Jeff LaRochelle, assistant dean of medical education, reported today to McGuire Air Force Base in New Jersey and was immediately sent to the Jacob Javits Center in Manhattan to care for patients. The convention center is now a makeshift hospital with New York struggling as the nation’s epicenter of the COVID-19 outbreak.
“Times like these are a vibrant reminder of what the heart of a physician requires,” he wrote over the weekend to his students. “To run towards the crisis when the rest of the world is running away. To help those in need whom others have abandoned. To hold a person’s hand whom others have shunned.”
An internal medicine physician, LaRochelle trained at the Uniformed Services University of the Health Sciences in Bethesda, Maryland. Most of his time in service was spent in academia, and he received the Air Force “MF” Special Experience Identifier Award in 2012 from the Office of the Air Force Surgeon General, which recognizes achieving excellence in academic teaching.

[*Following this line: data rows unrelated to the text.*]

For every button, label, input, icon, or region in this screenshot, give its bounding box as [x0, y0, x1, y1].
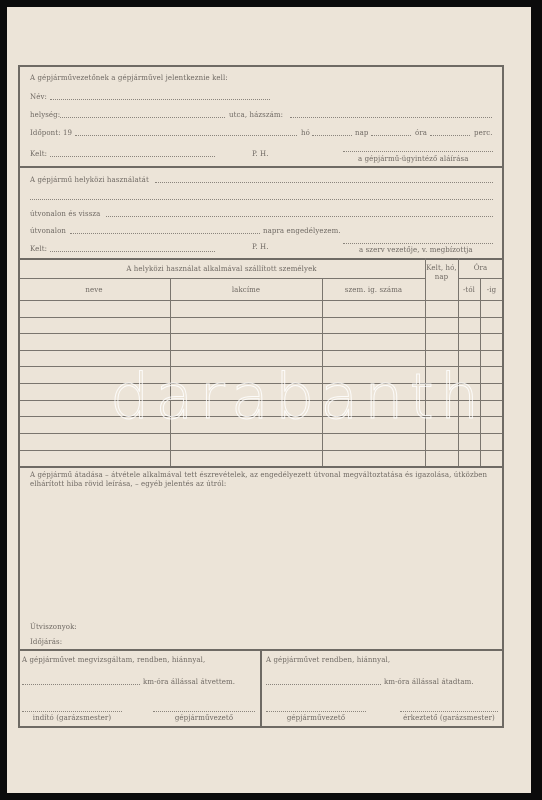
- watermark-text: darabanth: [110, 360, 485, 433]
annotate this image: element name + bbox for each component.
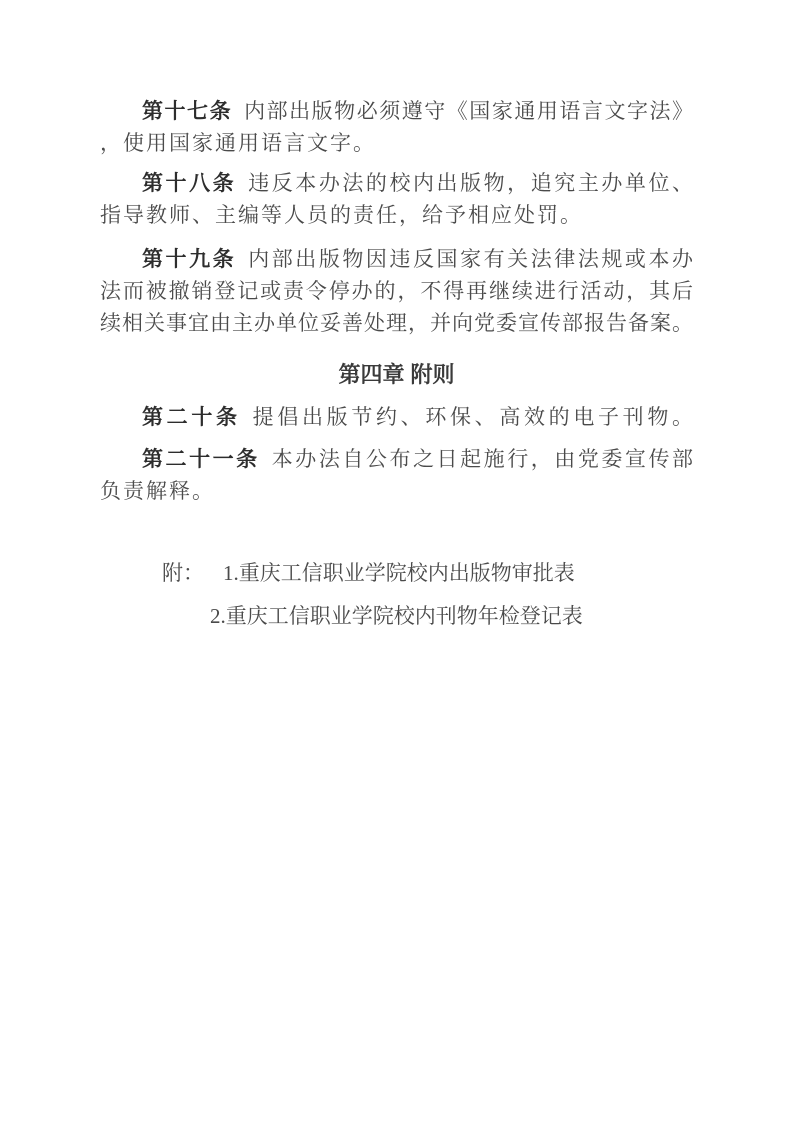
article-17-line-2: ，使用国家通用语言文字。 [100, 127, 693, 159]
article-20-line-1: 第二十条提倡出版节约、环保、高效的电子刊物。 [100, 401, 693, 433]
article-18-text: 违反本办法的校内出版物，追究主办单位、 [248, 171, 693, 195]
article-20-label: 第二十条 [142, 405, 241, 429]
attachment-item-1: 1.重庆工信职业学院校内出版物审批表 [223, 561, 575, 585]
attachment-line-1: 附：1.重庆工信职业学院校内出版物审批表 [100, 557, 693, 589]
attachments-label: 附： [162, 561, 204, 585]
article-19-paragraph: 第十九条内部出版物因违反国家有关法律法规或本办 法而被撤销登记或责令停办的，不得… [100, 243, 693, 339]
article-20-text: 提倡出版节约、环保、高效的电子刊物。 [253, 405, 693, 429]
article-18-paragraph: 第十八条违反本办法的校内出版物，追究主办单位、 指导教师、主编等人员的责任，给予… [100, 167, 693, 231]
article-17-paragraph: 第十七条内部出版物必须遵守《国家通用语言文字法》 ，使用国家通用语言文字。 [100, 95, 693, 159]
document-content: 第十七条内部出版物必须遵守《国家通用语言文字法》 ，使用国家通用语言文字。 第十… [100, 0, 693, 632]
article-20-paragraph: 第二十条提倡出版节约、环保、高效的电子刊物。 [100, 401, 693, 433]
article-18-line-2: 指导教师、主编等人员的责任，给予相应处罚。 [100, 199, 693, 231]
article-17-label: 第十七条 [142, 99, 232, 123]
article-19-line-3: 续相关事宜由主办单位妥善处理，并向党委宣传部报告备案。 [100, 307, 693, 339]
article-19-line-1: 第十九条内部出版物因违反国家有关法律法规或本办 [100, 243, 693, 275]
article-17-line-1: 第十七条内部出版物必须遵守《国家通用语言文字法》 [100, 95, 693, 127]
article-21-text: 本办法自公布之日起施行，由党委宣传部 [272, 447, 693, 471]
article-19-text: 内部出版物因违反国家有关法律法规或本办 [248, 247, 693, 271]
article-21-paragraph: 第二十一条本办法自公布之日起施行，由党委宣传部 负责解释。 [100, 443, 693, 507]
article-18-label: 第十八条 [142, 171, 236, 195]
article-19-line-2: 法而被撤销登记或责令停办的，不得再继续进行活动，其后 [100, 275, 693, 307]
attachment-line-2: 2.重庆工信职业学院校内刊物年检登记表 [100, 600, 693, 632]
article-21-line-2: 负责解释。 [100, 475, 693, 507]
article-17-text: 内部出版物必须遵守《国家通用语言文字法》 [244, 99, 693, 123]
document-page: 第十七条内部出版物必须遵守《国家通用语言文字法》 ，使用国家通用语言文字。 第十… [0, 0, 793, 1122]
chapter-4-heading: 第四章 附则 [100, 359, 693, 391]
article-18-line-1: 第十八条违反本办法的校内出版物，追究主办单位、 [100, 167, 693, 199]
article-19-label: 第十九条 [142, 247, 236, 271]
article-21-line-1: 第二十一条本办法自公布之日起施行，由党委宣传部 [100, 443, 693, 475]
article-21-label: 第二十一条 [142, 447, 260, 471]
attachments-section: 附：1.重庆工信职业学院校内出版物审批表 2.重庆工信职业学院校内刊物年检登记表 [100, 557, 693, 632]
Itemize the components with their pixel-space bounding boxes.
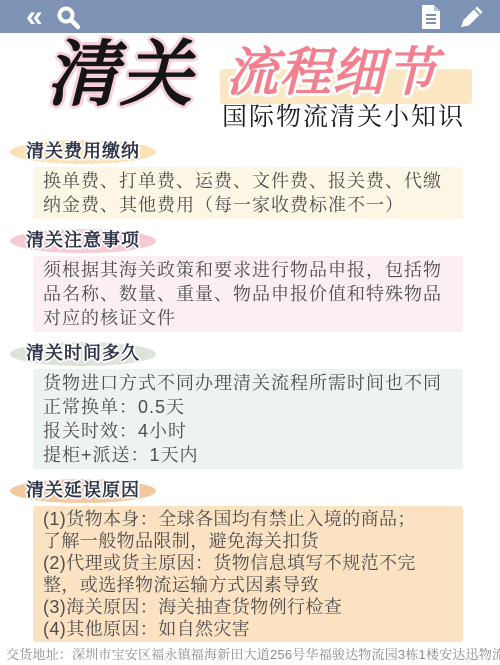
section-notes-badge: 清关注意事项 [10,229,156,253]
text-line: 报关时效：4小时 [43,419,457,443]
section-notes-body: 须根据其海关政策和要求进行物品申报，包括物 品名称、数量、重量、物品申报价值和特… [33,256,463,332]
page-title: 清关 [46,37,194,113]
section-time-badge: 清关时间多久 [10,342,156,366]
document-icon[interactable] [420,4,442,30]
delivery-address: 交货地址：深圳市宝安区福永镇福海新田大道256号华福骏达物流园3栋1楼安达迅物流 [0,647,500,663]
section-fees-body: 换单费、打单费、运费、文件费、报关费、代缴 纳金费、其他费用（每一家收费标准不一… [33,167,463,219]
text-line: 纳金费、其他费用（每一家收费标准不一） [43,193,457,217]
page-subtitle: 国际物流清关小知识 [222,102,465,132]
section-fees-badge: 清关费用缴纳 [10,140,156,164]
text-line: 品名称、数量、重量、物品申报价值和特殊物品 [43,282,457,306]
text-line: (4)其他原因：如自然灾害 [43,618,457,640]
infographic-page: « [0,0,500,665]
section-time-badge-row: 清关时间多久 [10,342,500,366]
search-icon[interactable] [55,4,81,30]
page-title-accent: 流程细节 [226,45,438,101]
section-notes-badge-row: 清关注意事项 [10,229,500,253]
text-line: 提柜+派送：1天内 [43,443,457,467]
text-line: 对应的核证文件 [43,306,457,330]
text-line: 换单费、打单费、运费、文件费、报关费、代缴 [43,169,457,193]
section-time-body: 货物进口方式不同办理清关流程所需时间也不同 正常换单：0.5天 报关时效：4小时… [33,369,463,469]
text-line: (2)代理或货主原因：货物信息填写不规范不完 [43,552,457,574]
section-delays-badge: 清关延误原因 [10,479,156,503]
toolbar: « [0,0,500,33]
text-line: (1)货物本身：全球各国均有禁止入境的商品； [43,508,457,530]
section-delays: 清关延误原因 (1)货物本身：全球各国均有禁止入境的商品； 了解一般物品限制，避… [0,479,500,642]
text-line: 须根据其海关政策和要求进行物品申报，包括物 [43,258,457,282]
text-line: 正常换单：0.5天 [43,395,457,419]
section-notes: 清关注意事项 须根据其海关政策和要求进行物品申报，包括物 品名称、数量、重量、物… [0,229,500,332]
section-delays-body: (1)货物本身：全球各国均有禁止入境的商品； 了解一般物品限制，避免海关扣货 (… [33,506,463,642]
title-block: 清关 流程细节 国际物流清关小知识 [0,33,500,137]
edit-pencil-icon[interactable] [458,4,486,30]
text-line: (3)海关原因：海关抽查货物例行检查 [43,596,457,618]
section-fees-badge-row: 清关费用缴纳 [10,140,500,164]
text-line: 货物进口方式不同办理清关流程所需时间也不同 [43,371,457,395]
section-fees: 清关费用缴纳 换单费、打单费、运费、文件费、报关费、代缴 纳金费、其他费用（每一… [0,140,500,219]
back-icon[interactable]: « [26,4,41,30]
section-time: 清关时间多久 货物进口方式不同办理清关流程所需时间也不同 正常换单：0.5天 报… [0,342,500,469]
toolbar-right-group [420,0,486,33]
section-delays-badge-row: 清关延误原因 [10,479,500,503]
text-line: 整，或选择物流运输方式因素导致 [43,574,457,596]
text-line: 了解一般物品限制，避免海关扣货 [43,530,457,552]
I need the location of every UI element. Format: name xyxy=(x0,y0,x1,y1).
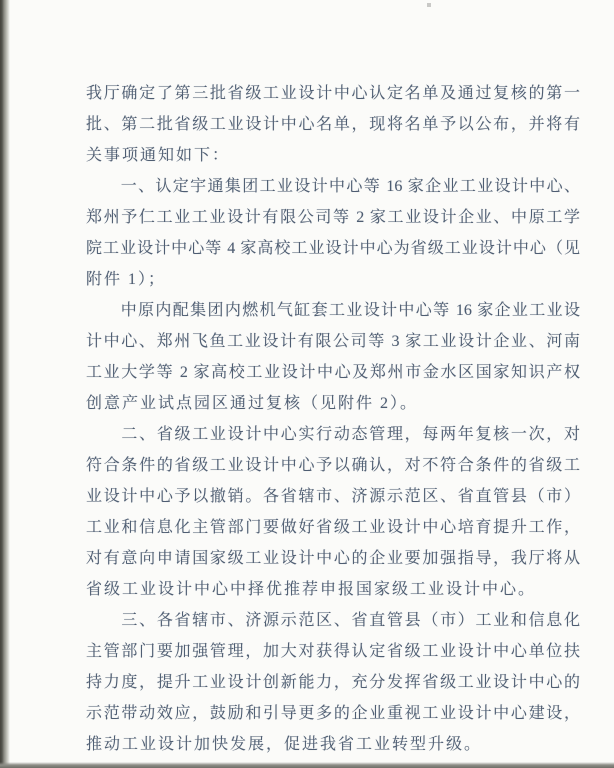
scan-edge-bottom-artifact xyxy=(0,762,614,768)
text-line: 批、第二批省级工业设计中心名单，现将名单予以公布，并将有 xyxy=(86,109,580,140)
text-line: 二、省级工业设计中心实行动态管理，每两年复核一次，对 xyxy=(86,419,580,450)
text-line: 关事项通知如下： xyxy=(86,140,580,171)
text-line: 三、各省辖市、济源示范区、省直管县（市）工业和信息化 xyxy=(86,605,580,636)
text-line: 业设计中心予以撤销。各省辖市、济源示范区、省直管县（市） xyxy=(86,481,580,512)
text-line: 中原内配集团内燃机气缸套工业设计中心等 16 家企业工业设 xyxy=(86,295,580,326)
text-line: 计中心、郑州飞鱼工业设计有限公司等 3 家工业设计企业、河南 xyxy=(86,326,580,357)
text-line: 推动工业设计加快发展，促进我省工业转型升级。 xyxy=(86,729,580,760)
text-line: 院工业设计中心等 4 家高校工业设计中心为省级工业设计中心（见 xyxy=(86,233,580,264)
scan-speck-artifact xyxy=(427,3,431,7)
text-line: 我厅确定了第三批省级工业设计中心认定名单及通过复核的第一 xyxy=(86,78,580,109)
text-line: 符合条件的省级工业设计中心予以确认，对不符合条件的省级工 xyxy=(86,450,580,481)
text-line: 主管部门要加强管理，加大对获得认定省级工业设计中心单位扶 xyxy=(86,636,580,667)
text-line: 工业大学等 2 家高校工业设计中心及郑州市金水区国家知识产权 xyxy=(86,357,580,388)
document-body: 我厅确定了第三批省级工业设计中心认定名单及通过复核的第一批、第二批省级工业设计中… xyxy=(86,78,580,760)
scan-edge-left-artifact xyxy=(0,0,10,768)
text-line: 省级工业设计中心中择优推荐申报国家级工业设计中心。 xyxy=(86,574,580,605)
text-line: 持力度，提升工业设计创新能力，充分发挥省级工业设计中心的 xyxy=(86,667,580,698)
text-line: 附件 1）； xyxy=(86,264,580,295)
text-line: 一、认定宇通集团工业设计中心等 16 家企业工业设计中心、 xyxy=(86,171,580,202)
text-line: 创意产业试点园区通过复核（见附件 2）。 xyxy=(86,388,580,419)
text-line: 郑州予仁工业工业设计有限公司等 2 家工业设计企业、中原工学 xyxy=(86,202,580,233)
document-page: 我厅确定了第三批省级工业设计中心认定名单及通过复核的第一批、第二批省级工业设计中… xyxy=(0,0,614,768)
text-line: 对有意向申请国家级工业设计中心的企业要加强指导，我厅将从 xyxy=(86,543,580,574)
text-line: 工业和信息化主管部门要做好省级工业设计中心培育提升工作， xyxy=(86,512,580,543)
text-line: 示范带动效应，鼓励和引导更多的企业重视工业设计中心建设， xyxy=(86,698,580,729)
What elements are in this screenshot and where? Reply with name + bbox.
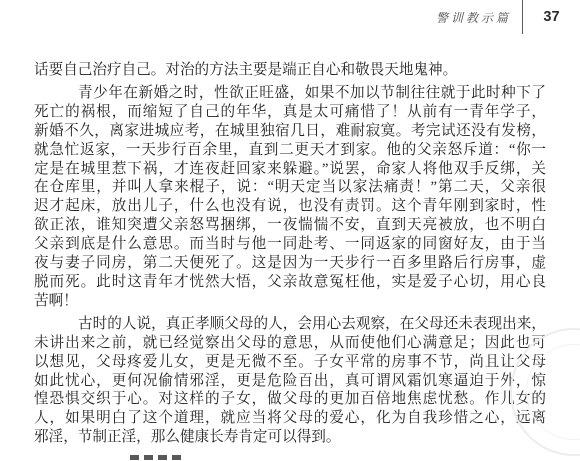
text-line: 惶恐惧交织于心。对这样的子女，做父母的更加百倍地焦虑忧愁。作儿女的 xyxy=(34,390,546,409)
text-line: 邪淫，节制正淫，那么健康长寿肯定可以得到。 xyxy=(34,428,546,447)
section-title: 警训教示篇 xyxy=(436,9,511,26)
text-line: 就急忙返家，一天步行百余里，直到二更天才到家。他的父亲怒斥道：“你一 xyxy=(34,141,546,160)
text-line: 话要自己治疗自己。对治的方法主要是端正自心和敬畏天地鬼神。 xyxy=(34,61,546,80)
text-line: 古时的人说，真正孝顺父母的人，会用心去观察，在父母还未表现出来， xyxy=(34,315,546,334)
text-line: 在仓库里，并叫人拿来棍子，说：“明天定当以家法痛责！”第二天，父亲很 xyxy=(34,178,546,197)
page-number: 37 xyxy=(523,9,580,25)
clipped-next-line-fragment xyxy=(130,455,186,460)
text-line: 父亲到底是什么意思。而当时与他一同赴考、一同返家的同窗好友，由于当 xyxy=(34,235,546,254)
page-header: 警训教示篇 37 xyxy=(0,0,580,34)
text-line: 夜与妻子同房，第二天便死了。这是因为一天步行一百多里路后行房事，虚 xyxy=(34,254,546,273)
text-line: 新婚不久，离家进城应考，在城里独宿几日，难耐寂寞。考完试还没有发榜， xyxy=(34,122,546,141)
text-line: 以想见，父母疼爱儿女，更是无微不至。子女平常的房事不节，尚且让父母 xyxy=(34,353,546,372)
text-line: 欲正浓，谁知突遭父亲怒骂捆绑，一夜惴惴不安，直到天亮被放，也不明白 xyxy=(34,216,546,235)
text-line: 定是在城里惹下祸，才连夜赶回家来躲避。”说罢，命家人将他双手反绑，关 xyxy=(34,160,546,179)
body-text: 话要自己治疗自己。对治的方法主要是端正自心和敬畏天地鬼神。青少年在新婚之时，性欲… xyxy=(34,61,546,447)
text-line: 死亡的祸根，而缩短了自己的年华，真是太可痛惜了！从前有一青年学子， xyxy=(34,103,546,122)
text-line: 脱而死。此时这青年才恍然大悟，父亲故意冤枉他，实是爱子心切，用心良 xyxy=(34,273,546,292)
text-line: 青少年在新婚之时，性欲正旺盛，如果不加以节制往往就于此时种下了 xyxy=(34,84,546,103)
text-line: 苦啊！ xyxy=(34,292,546,311)
text-line: 未讲出来之前，就已经觉察出父母的意思，从而使他们心满意足；因此也可 xyxy=(34,334,546,353)
book-page: 警训教示篇 37 话要自己治疗自己。对治的方法主要是端正自心和敬畏天地鬼神。青少… xyxy=(0,0,580,461)
text-line: 如此忧心，更何况偷情邪淫，更是危险百出，真可谓风霜饥寒逼迫于外，惊 xyxy=(34,372,546,391)
text-line: 迟才起床，放出儿子，什么也没有说，也没有责罚。这个青年刚到家时，性 xyxy=(34,197,546,216)
text-line: 人，如果明白了这个道理，就应当将父母的爱心，化为自我珍惜之心，远离 xyxy=(34,409,546,428)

He came to UCF in 2017 and last week received word he had been promoted to professor. He led efforts at the College of Medicine to put all of the curriculum online in light of COVID-19 and help reassure anxious students that their education and progression through medical training will continue.
In his goodbye email, LaRochelle urged M.D. candidates to take care of themselves and each other and to use their training to comfort their families and community.
“I have been guided my entire career by a very simple motto: Integrity first, excellence in all you do, and service before self.”
“I have been guided my entire career by a very simple motto: Integrity first, excellence in all you do, and service before self,” he wrote. “It has served me well over the years, and I hope it resonates with you. Go Knights and Aim High!”
Richard Peppler, vice dean and associate dean for faculty and academic affairs, appointed Jonathan Kibble to serve in LaRochelle’s temporary absence. Kibble was assistant dean for medical education before being named assistant dean for students.
Peppler is no stranger to military service. An Army reservist, he was stationed in hospitals during Vietnam and Desert Storm and retired in 1999 after 35 years of service.
“Dr. LaRochelle is an outstanding role model for our students, faculty and staff,” Peppler says. “I know what he and his family are experiencing right now. He lives the motto service over self. We all wish him a safe return.”